Mara, del Ecoparque porteño al Mato Grosso

Mara se despidió del Ecoparque porteño y ya llegó al Santuario de Elefantes de Brasil, ubicado en Chapadas Dos Guimarães, del estado de Mato Grosso, Brasil. Está en perfecto estado de salud y manifestando buen ánimo, según el Gobierno de la Ciudad. Apenas salió de la caja jugó con agua y se tiró tierra con su trompa como lo hacía en el Ecoparque de la Ciudad

El trayecto de 2,700 kilómetros se realizó por tierra y duró cuatro días. Contó con un protocolo de traslado especialmente adaptado a las exigencias sanitarias por la pandemia del COVID-19.

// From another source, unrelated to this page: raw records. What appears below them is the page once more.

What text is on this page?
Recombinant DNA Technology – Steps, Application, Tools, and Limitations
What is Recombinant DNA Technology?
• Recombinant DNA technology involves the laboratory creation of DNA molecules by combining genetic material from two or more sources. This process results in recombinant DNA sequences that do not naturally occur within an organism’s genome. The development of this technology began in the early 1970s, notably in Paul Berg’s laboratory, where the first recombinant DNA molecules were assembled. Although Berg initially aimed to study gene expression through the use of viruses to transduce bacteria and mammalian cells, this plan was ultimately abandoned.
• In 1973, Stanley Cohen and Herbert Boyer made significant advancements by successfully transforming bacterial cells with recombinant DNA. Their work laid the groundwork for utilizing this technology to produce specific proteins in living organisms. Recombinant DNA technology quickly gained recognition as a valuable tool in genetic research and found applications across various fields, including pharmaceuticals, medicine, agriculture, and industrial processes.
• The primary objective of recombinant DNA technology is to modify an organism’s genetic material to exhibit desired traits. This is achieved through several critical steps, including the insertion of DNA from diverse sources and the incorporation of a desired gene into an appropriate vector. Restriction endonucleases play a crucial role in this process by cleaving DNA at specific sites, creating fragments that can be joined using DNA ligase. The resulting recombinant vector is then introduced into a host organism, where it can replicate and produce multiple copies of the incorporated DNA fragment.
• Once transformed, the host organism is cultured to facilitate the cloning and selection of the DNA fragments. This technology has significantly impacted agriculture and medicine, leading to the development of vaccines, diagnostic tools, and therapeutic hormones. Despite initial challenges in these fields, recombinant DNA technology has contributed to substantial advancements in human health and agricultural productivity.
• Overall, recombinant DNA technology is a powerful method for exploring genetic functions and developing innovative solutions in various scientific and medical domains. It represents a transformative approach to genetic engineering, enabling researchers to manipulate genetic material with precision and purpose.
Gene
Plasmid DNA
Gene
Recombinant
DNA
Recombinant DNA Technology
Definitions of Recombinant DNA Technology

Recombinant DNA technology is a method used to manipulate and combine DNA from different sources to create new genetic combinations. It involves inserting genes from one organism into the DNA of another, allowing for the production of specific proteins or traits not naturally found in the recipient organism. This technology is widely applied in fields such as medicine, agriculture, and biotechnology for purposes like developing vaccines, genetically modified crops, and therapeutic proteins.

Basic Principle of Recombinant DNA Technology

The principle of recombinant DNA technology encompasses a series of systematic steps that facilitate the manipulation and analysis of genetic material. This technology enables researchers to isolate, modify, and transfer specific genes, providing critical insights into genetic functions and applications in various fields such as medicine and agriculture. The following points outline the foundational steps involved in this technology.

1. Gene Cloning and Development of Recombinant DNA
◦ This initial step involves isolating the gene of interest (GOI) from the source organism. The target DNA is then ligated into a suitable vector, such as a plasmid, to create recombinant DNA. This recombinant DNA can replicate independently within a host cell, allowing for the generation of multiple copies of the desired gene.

Según detallaron a SECCIÓN CIUDAD desde el Gobierno porteño, no es necesario un proceso de cuarentena ya que el mismo fue completado exitosamente en el Ecoparque porteño. Sí será necesario un período de adaptación que estará a cargo del personal técnico del santuario. En el mismo se la relacionará con su nuevo ambiente, dieta y manejo en general. El tiempo que dure esta adaptación dependerá de la evolución de Mara durante este proceso.

“Estamos todos muy emocionados y conmovidos con lo que significó el traslado de Mara. Es una animal muy querido, carismático y emblemático para los vecinos. Que pueda vivir el resto de su vida en ambiente natural es un mensaje y una lección para entender cuál es la relación que debemos que tener con la naturaleza”, agregó Macchiavelli.

ASÍ FUE EL VIAJE

En la tarde del sábado 9 de mayo, Mara caminó lento por su recinto en el Ecoparque porteño e ingresó voluntariamente a la caja de traslado. Minutos más tarde, su cuidadores, veterinarios y personal que trabajó en su entrenamiento y cuidado la despidió con caricias y lágrimas antes de comenzar su viaje.

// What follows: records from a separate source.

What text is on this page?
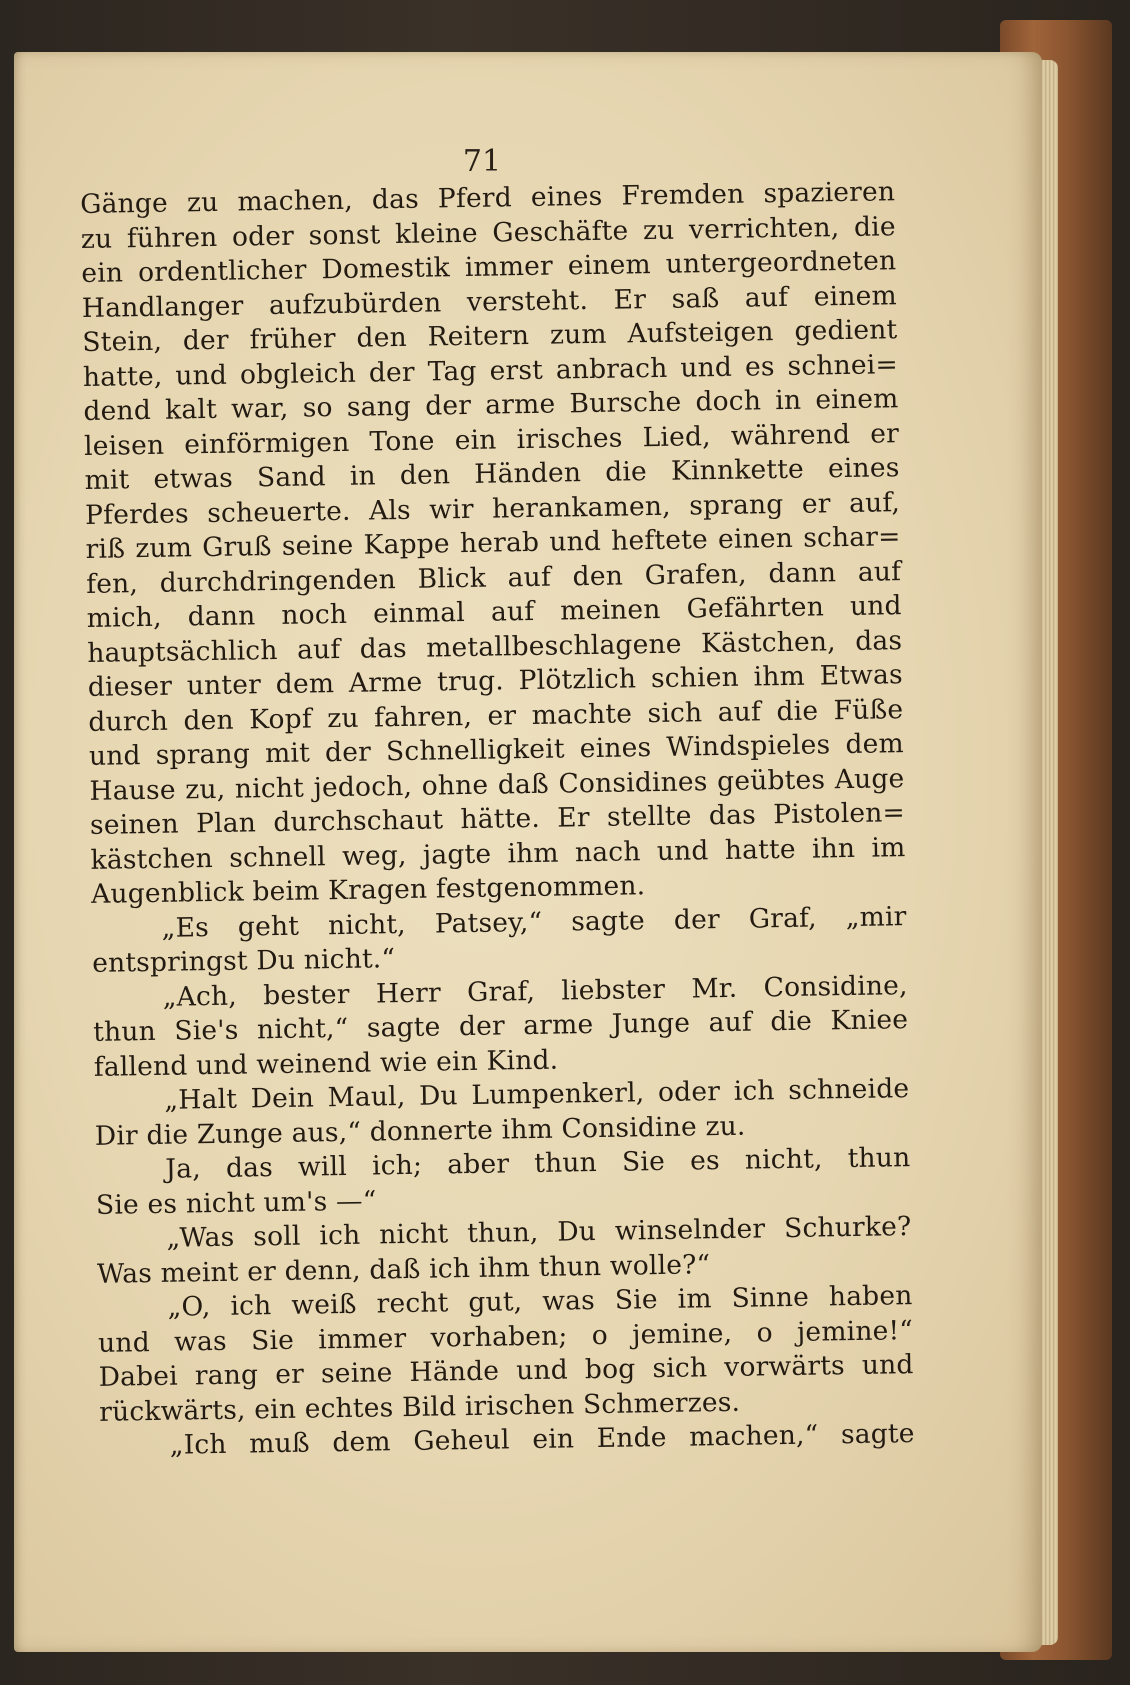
71
Gänge zu machen, das Pferd eines Fremden spazieren
zu führen oder sonst kleine Geschäfte zu verrichten, die
ein ordentlicher Domestik immer einem untergeordneten
Handlanger aufzubürden versteht. Er saß auf einem
Stein, der früher den Reitern zum Aufsteigen gedient
hatte, und obgleich der Tag erst anbrach und es schnei=
dend kalt war, so sang der arme Bursche doch in einem
leisen einförmigen Tone ein irisches Lied, während er
mit etwas Sand in den Händen die Kinnkette eines
Pferdes scheuerte. Als wir herankamen, sprang er auf,
riß zum Gruß seine Kappe herab und heftete einen schar=
fen, durchdringenden Blick auf den Grafen, dann auf
mich, dann noch einmal auf meinen Gefährten und
hauptsächlich auf das metallbeschlagene Kästchen, das
dieser unter dem Arme trug. Plötzlich schien ihm Etwas
durch den Kopf zu fahren, er machte sich auf die Füße
und sprang mit der Schnelligkeit eines Windspieles dem
Hause zu, nicht jedoch, ohne daß Considines geübtes Auge
seinen Plan durchschaut hätte. Er stellte das Pistolen=
kästchen schnell weg, jagte ihm nach und hatte ihn im
Augenblick beim Kragen festgenommen.
„Es geht nicht, Patsey,“ sagte der Graf, „mir
entspringst Du nicht.“
„Ach, bester Herr Graf, liebster Mr. Considine,
thun Sie's nicht,“ sagte der arme Junge auf die Kniee
fallend und weinend wie ein Kind.
„Halt Dein Maul, Du Lumpenkerl, oder ich schneide
Dir die Zunge aus,“ donnerte ihm Considine zu.
Ja, das will ich; aber thun Sie es nicht, thun
Sie es nicht um's —“
„Was soll ich nicht thun, Du winselnder Schurke?
Was meint er denn, daß ich ihm thun wolle?“
„O, ich weiß recht gut, was Sie im Sinne haben
und was Sie immer vorhaben; o jemine, o jemine!“
Dabei rang er seine Hände und bog sich vorwärts und
rückwärts, ein echtes Bild irischen Schmerzes.
„Ich muß dem Geheul ein Ende machen,“ sagte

Mara hizo el recorrido despierta y no abandonó la caja en ningún momento. Fue monitoreada cada dos o tres horas por parte del equipo técnico que la acompañó. La alimentaron, limpiaron y evaluaron hasta Foz de Iguazú, Brasil. Durante el viaje comió frutas y verduras, alfalfa, bambú y una nutrición suplementaria.

En la mañana del lunes, ya en la aduana, se realizaron los trámites pertinentes. El equipo de veterinarios y cuidadores del Ecoparque se despidió de Mara y tomó la posta el equipo del Santuario de Elefantes. Ellos se encargaron de Mara en su recorrido hasta Mato Grosso.

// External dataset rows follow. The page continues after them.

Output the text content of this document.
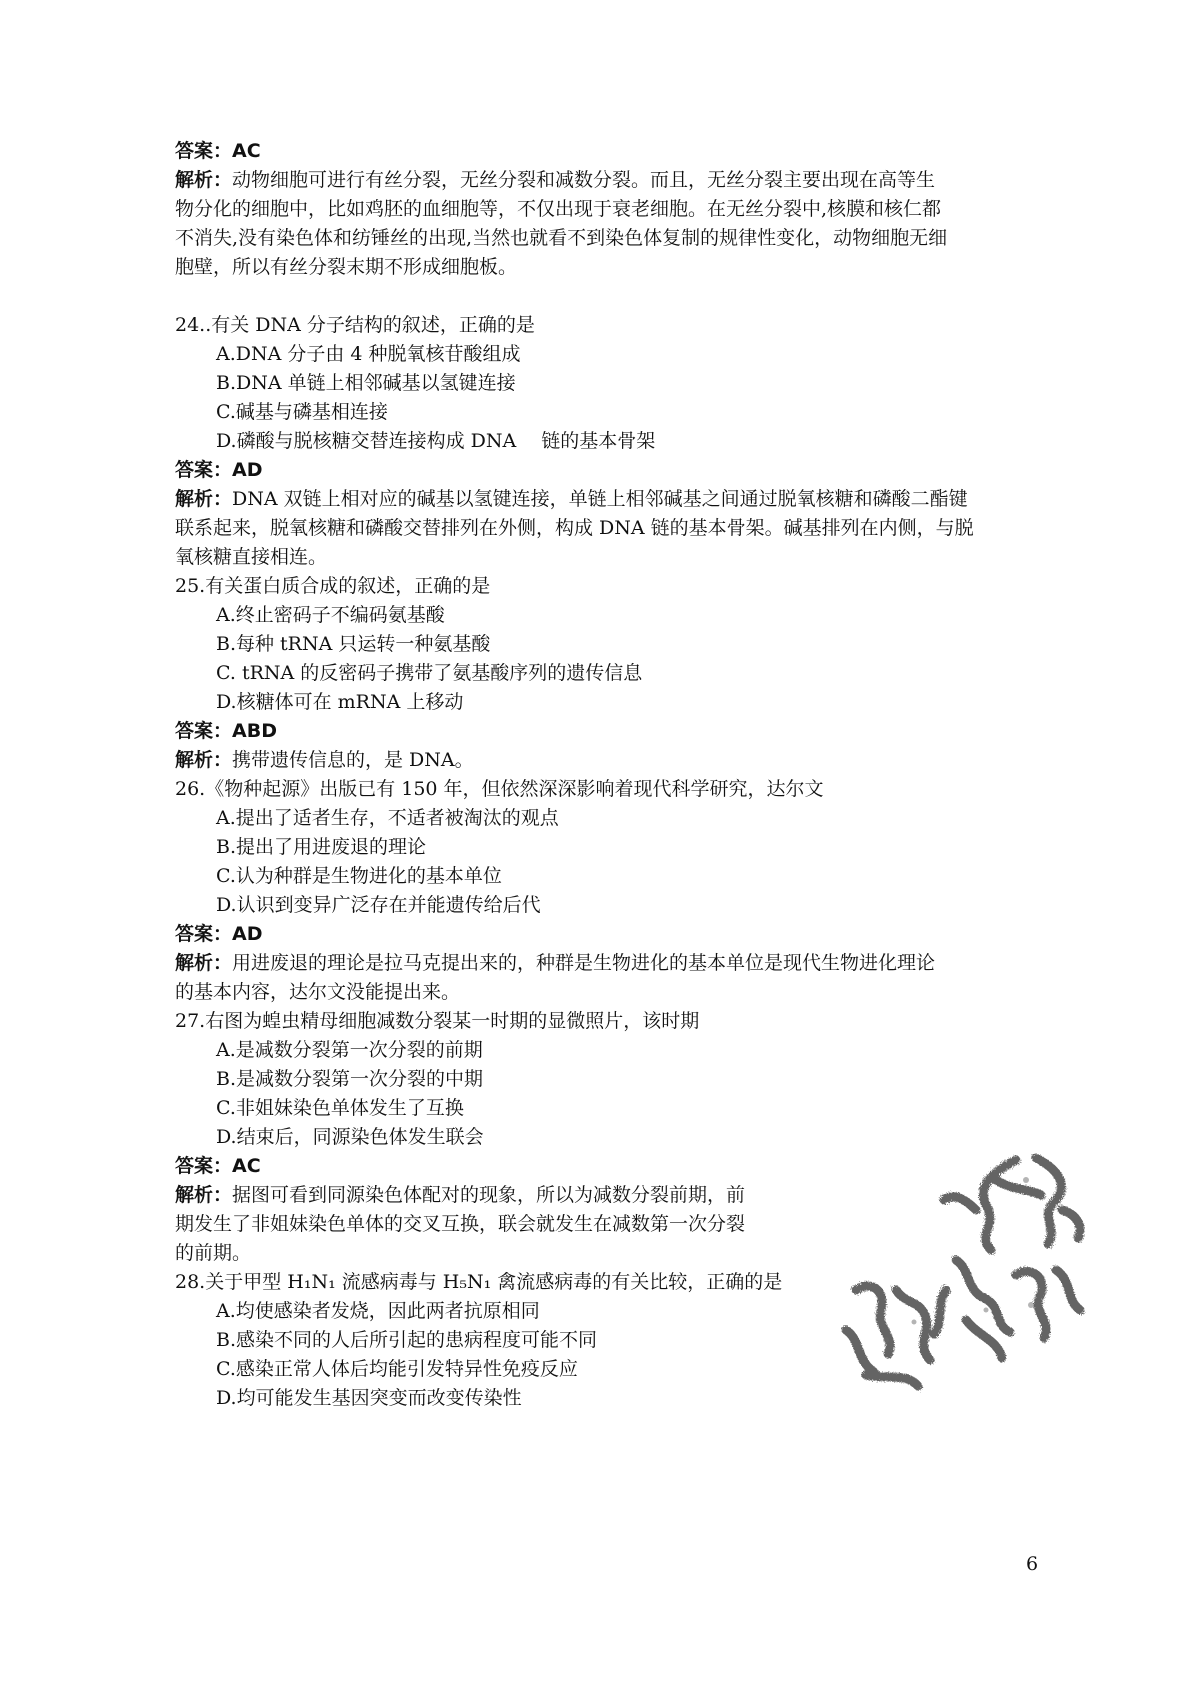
答案：AC
解析：动物细胞可进行有丝分裂，无丝分裂和减数分裂。而且，无丝分裂主要出现在高等生
物分化的细胞中，比如鸡胚的血细胞等，不仅出现于衰老细胞。在无丝分裂中,核膜和核仁都
不消失,没有染色体和纺锤丝的出现,当然也就看不到染色体复制的规律性变化，动物细胞无细
胞壁，所以有丝分裂末期不形成细胞板。
24..有关 DNA 分子结构的叙述，正确的是
A.DNA 分子由 4 种脱氧核苷酸组成
B.DNA 单链上相邻碱基以氢键连接
C.碱基与磷基相连接
D.磷酸与脱核糖交替连接构成 DNA　 链的基本骨架
答案：AD
解析：DNA 双链上相对应的碱基以氢键连接，单链上相邻碱基之间通过脱氧核糖和磷酸二酯键
联系起来，脱氧核糖和磷酸交替排列在外侧，构成 DNA 链的基本骨架。碱基排列在内侧，与脱
氧核糖直接相连。
25.有关蛋白质合成的叙述，正确的是
A.终止密码子不编码氨基酸
B.每种 tRNA 只运转一种氨基酸
C. tRNA 的反密码子携带了氨基酸序列的遗传信息
D.核糖体可在 mRNA 上移动
答案：ABD
解析：携带遗传信息的，是 DNA。
26.《物种起源》出版已有 150 年，但依然深深影响着现代科学研究，达尔文
A.提出了适者生存，不适者被淘汰的观点
B.提出了用进废退的理论
C.认为种群是生物进化的基本单位
D.认识到变异广泛存在并能遗传给后代
答案：AD
解析：用进废退的理论是拉马克提出来的，种群是生物进化的基本单位是现代生物进化理论
的基本内容，达尔文没能提出来。
27.右图为蝗虫精母细胞减数分裂某一时期的显微照片，该时期
A.是减数分裂第一次分裂的前期
B.是减数分裂第一次分裂的中期
C.非姐妹染色单体发生了互换
D.结束后，同源染色体发生联会
答案：AC
解析：据图可看到同源染色体配对的现象，所以为减数分裂前期，前
期发生了非姐妹染色单体的交叉互换，联会就发生在减数第一次分裂
的前期。
28.关于甲型 H₁N₁ 流感病毒与 H₅N₁ 禽流感病毒的有关比较，正确的是
A.均使感染者发烧，因此两者抗原相同
B.感染不同的人后所引起的患病程度可能不同
C.感染正常人体后均能引发特异性免疫反应
D.均可能发生基因突变而改变传染性
6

En la mañana del martes 13, la caja de traslado de Mara se cambió a un camión más chico y adaptado para la ruta brasilera. Pasado el mediodía, Mara descendió voluntariamente de la caja y caminó tímidamente por el campo. Durante todo el viaje estuvo activo el protocolo de prevención de contagio. Así se minimizó el riesgo frente a la pandemia del COVID-19 en todas las etapas del traslado.

Mara era la única elefanta asiática del Ecoparque porteño. Compartía su recinto con dos elefantas africanas, Kuky y Pupy -dos elefantas hermanas nacidas en el Parque Kruger de Sudáfrica-. Tiene entre 50 y 54 años. La esperanza de vida en cautiverio para esta especie es de 75 años. Llegó al antiguo zoológico porteño el 16 de octubre de 1995 producto de un decomiso judicial por la quiebra del Circo de Rodas. El 9 de mayo de este año, fue trasladada para tener una mejor calidad de vida.